I’d written plenty of editorials for my high school and college papers. But in my bylined pieces, I didn’t just want to offer my views on the issues of the day. I wanted to tell readers something they didn’t know. Even if they finished the column without being persuaded, they’d come away with a fact they’d never encountered, a statistic they’d never seen, a quote they’d never heard.
Which would, I reckoned, make it more likely they’d keep reading my column — and more likely my editors would keep running it.
Lambro had long pursued a similar strategy, regularly devoting his nationally syndicated column to outrageous examples of government waste, fraud, and abuse. He often concluded that taxpayers ought not be compelled to fund the programs in question. His readers didn’t have to share that conclusion, however, to find his pieces compelling. They might simply conclude that other individuals, or the other party, would have run the programs more efficiently.
Within minutes of meeting Lambro for the first time, I got my first assignment: to travel across town to the General Accounting Office to pick up a new report. “Which report?” I asked.
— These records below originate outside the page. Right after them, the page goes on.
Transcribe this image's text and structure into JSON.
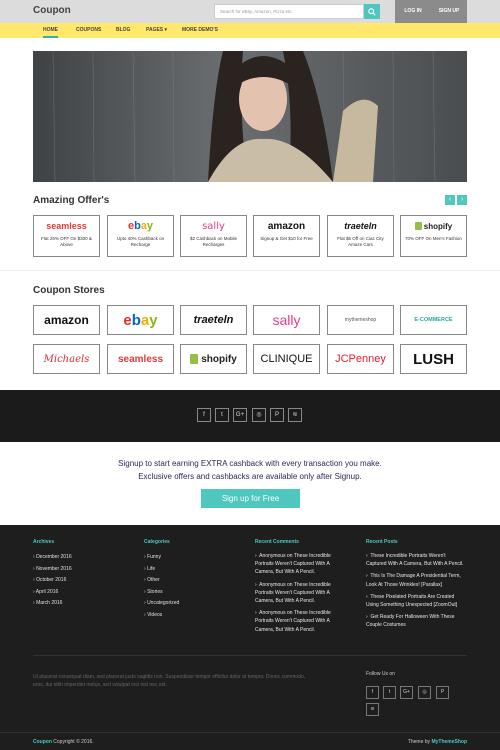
{
  "header": {
    "logo": "Coupon",
    "search_placeholder": "Search for eBay, Amazon, Pizza etc.",
    "login": "LOG IN",
    "signup": "SIGN UP"
  },
  "nav": [
    "HOME",
    "COUPONS",
    "BLOG",
    "PAGES",
    "MORE DEMO'S"
  ],
  "offers": {
    "title": "Amazing Offer's",
    "items": [
      {
        "brand": "seamless",
        "text": "Flat 25% OFF On $300 & Above"
      },
      {
        "brand": "ebay",
        "text": "Upto 40% Cashback on Recharge"
      },
      {
        "brand": "sally",
        "text": "$2 Cashback on Mobile Recharges"
      },
      {
        "brand": "amazon",
        "text": "Signup & Get $10 for Free"
      },
      {
        "brand": "traeteln",
        "text": "Flat $6 Off on Ciaz City Amaze Cars"
      },
      {
        "brand": "shopify",
        "text": "70% OFF On Men's Fashion"
      }
    ]
  },
  "stores": {
    "title": "Coupon Stores",
    "row1": [
      "amazon",
      "ebay",
      "traeteln",
      "sally",
      "mythemeshop",
      "E-COMMERCE"
    ],
    "row2": [
      "Michaels",
      "seamless",
      "shopify",
      "CLINIQUE",
      "JCPenney",
      "LUSH"
    ]
  },
  "brand_logos": {
    "seamless": "seamless",
    "ebay": "ebay",
    "sally": "sally",
    "amazon": "amazon",
    "traeteln": "traeteln",
    "shopify": "shopify",
    "mythemeshop": "mythemeshop",
    "ecommerce": "E-COMMERCE",
    "michaels": "Michaels",
    "clinique": "CLINIQUE",
    "jcpenney": "JCPenney",
    "lush": "LUSH"
  },
  "signup": {
    "line1": "Signup to start earning EXTRA cashback with every transaction you make.",
    "line2": "Exclusive offers and cashbacks are available only after Signup.",
    "button": "Sign up for Free"
  },
  "footer": {
    "archives_title": "Archives",
    "archives": [
      "December 2016",
      "November 2016",
      "October 2016",
      "April 2016",
      "March 2016"
    ],
    "categories_title": "Categories",
    "categories": [
      "Funny",
      "Life",
      "Other",
      "Stories",
      "Uncategorized",
      "Videos"
    ],
    "comments_title": "Recent Comments",
    "comments": [
      "Anonymous on These Incredible Portraits Weren't Captured With A Camera, But With A Pencil.",
      "Anonymous on These Incredible Portraits Weren't Captured With A Camera, But With A Pencil.",
      "Anonymous on These Incredible Portraits Weren't Captured With A Camera, But With A Pencil."
    ],
    "posts_title": "Recent Posts",
    "posts": [
      "These Incredible Portraits Weren't Captured With A Camera, But With A Pencil.",
      "This Is The Damage A Presidential Term, Look At Those Wrinkles! [Parallax]",
      "These Pixelated Portraits Are Created Using Something Unexpected [ZoomOut]",
      "Get Ready For Halloween With These Couple Costumes"
    ],
    "about": "Ut placerat consequat diam, sed placerat justo sagittis non. Suspendisse tempor efficitur dolor at tempor. Donec commodo, eros, dui nibh imperdiet metus, sed volutpat orci nisl nec est.",
    "follow_title": "Follow Us on",
    "copyright_brand": "Coupon",
    "copyright_text": " Copyright © 2016.",
    "theme_text": "Theme by ",
    "theme_brand": "MyThemeShop"
  },
  "colors": {
    "accent": "#4fc7bf",
    "nav_bg": "#ffe86b",
    "topbar_bg": "#dcdcdc",
    "dark": "#1e1e1e"
  }
}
Lambro smirked. “I have no idea.”
Keep in mind that this was the pre-Internet era. Unless someone with an agency leaked a document — a method at which Lambro was also proficient — the only way to beat the competition to a newsworthy public report was literally to get there first. So, it became my job to linger in or just outside the lobby of the GAO. The moment a new report was officially released, I’d be there to grab a copy, scan the findings, and rush it to my boss if I concluded it was a fit subject for his column.
Over the years, Lambro had learned to trust the professional accountants, auditors, and investigators who worked for the GAO. I quickly learned the same lesson. So, when I say I read a lot of fantasy that summer, I’m not talking about its work product. I’m talking about the paperback novels I read while waiting around for the next GAO report to drop.
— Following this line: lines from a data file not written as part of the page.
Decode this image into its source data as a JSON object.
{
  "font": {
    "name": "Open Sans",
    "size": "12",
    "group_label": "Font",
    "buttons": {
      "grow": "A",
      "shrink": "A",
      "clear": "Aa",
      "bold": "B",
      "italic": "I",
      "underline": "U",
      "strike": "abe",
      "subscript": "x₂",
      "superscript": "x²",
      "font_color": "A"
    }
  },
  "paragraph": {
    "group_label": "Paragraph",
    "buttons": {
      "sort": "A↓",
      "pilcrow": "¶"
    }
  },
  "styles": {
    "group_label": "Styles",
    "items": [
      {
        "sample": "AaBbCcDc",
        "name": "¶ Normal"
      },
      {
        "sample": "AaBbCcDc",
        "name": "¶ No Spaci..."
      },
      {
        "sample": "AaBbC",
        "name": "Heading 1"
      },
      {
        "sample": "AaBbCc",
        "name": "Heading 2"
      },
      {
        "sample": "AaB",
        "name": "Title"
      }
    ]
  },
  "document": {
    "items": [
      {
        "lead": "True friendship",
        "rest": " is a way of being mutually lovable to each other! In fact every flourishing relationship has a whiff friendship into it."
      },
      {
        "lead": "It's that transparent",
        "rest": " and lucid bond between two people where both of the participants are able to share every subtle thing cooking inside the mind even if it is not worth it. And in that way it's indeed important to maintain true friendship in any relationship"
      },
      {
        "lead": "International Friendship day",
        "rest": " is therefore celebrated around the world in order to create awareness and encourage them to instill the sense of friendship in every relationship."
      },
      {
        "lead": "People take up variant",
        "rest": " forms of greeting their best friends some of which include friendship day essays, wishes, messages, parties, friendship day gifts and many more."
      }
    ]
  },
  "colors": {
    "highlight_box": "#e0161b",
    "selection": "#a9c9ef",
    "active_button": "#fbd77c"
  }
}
What brought all this to mind was a recent piece in the Washington Examiner about the retirement of Gene Dodaro, the Comptroller General of the United States and, therefore, head of what is now called the Government Accountability Office. His impending departure has touched off a turf war between Congress and the Trump administration. While GAO is a legislative-branch agency, its authorizing statute requires presidential appointment of the comptroller general for a 15-year term, subject to Senate confirmation.
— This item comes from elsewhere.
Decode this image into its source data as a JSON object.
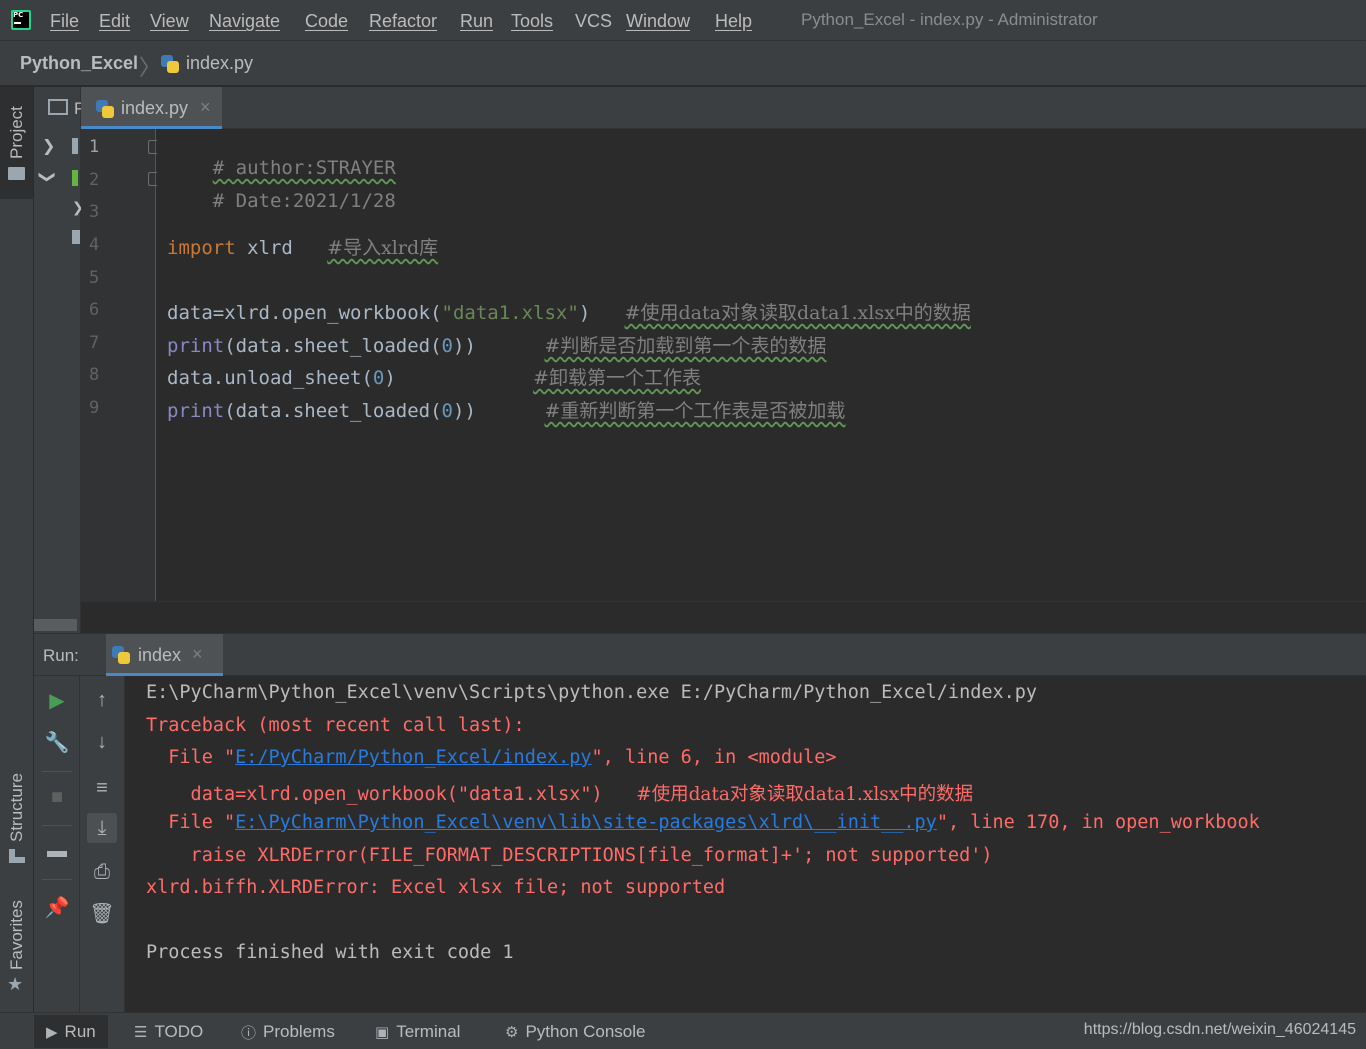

Earlier this year, Dodaro tangled with Trump officials trying to install loyalists in the office. In response, Office of Management and Budget director Russ Vought said he and his team were “not big fans of GAO” because of its status as “a quasi-legislative independent entity,” something that “shouldn’t exist.”
Under Dodaro, the GAO has gone after misspending and malfeasance irrespective of party. Will his replacement do the same? That depends on whether congressional leaders are willing to defend the legislative branch from further encroachment. Independent audits and investigations serve the public interest.
That they also provide great fodder for columnists is merely a side benefit, I assure you.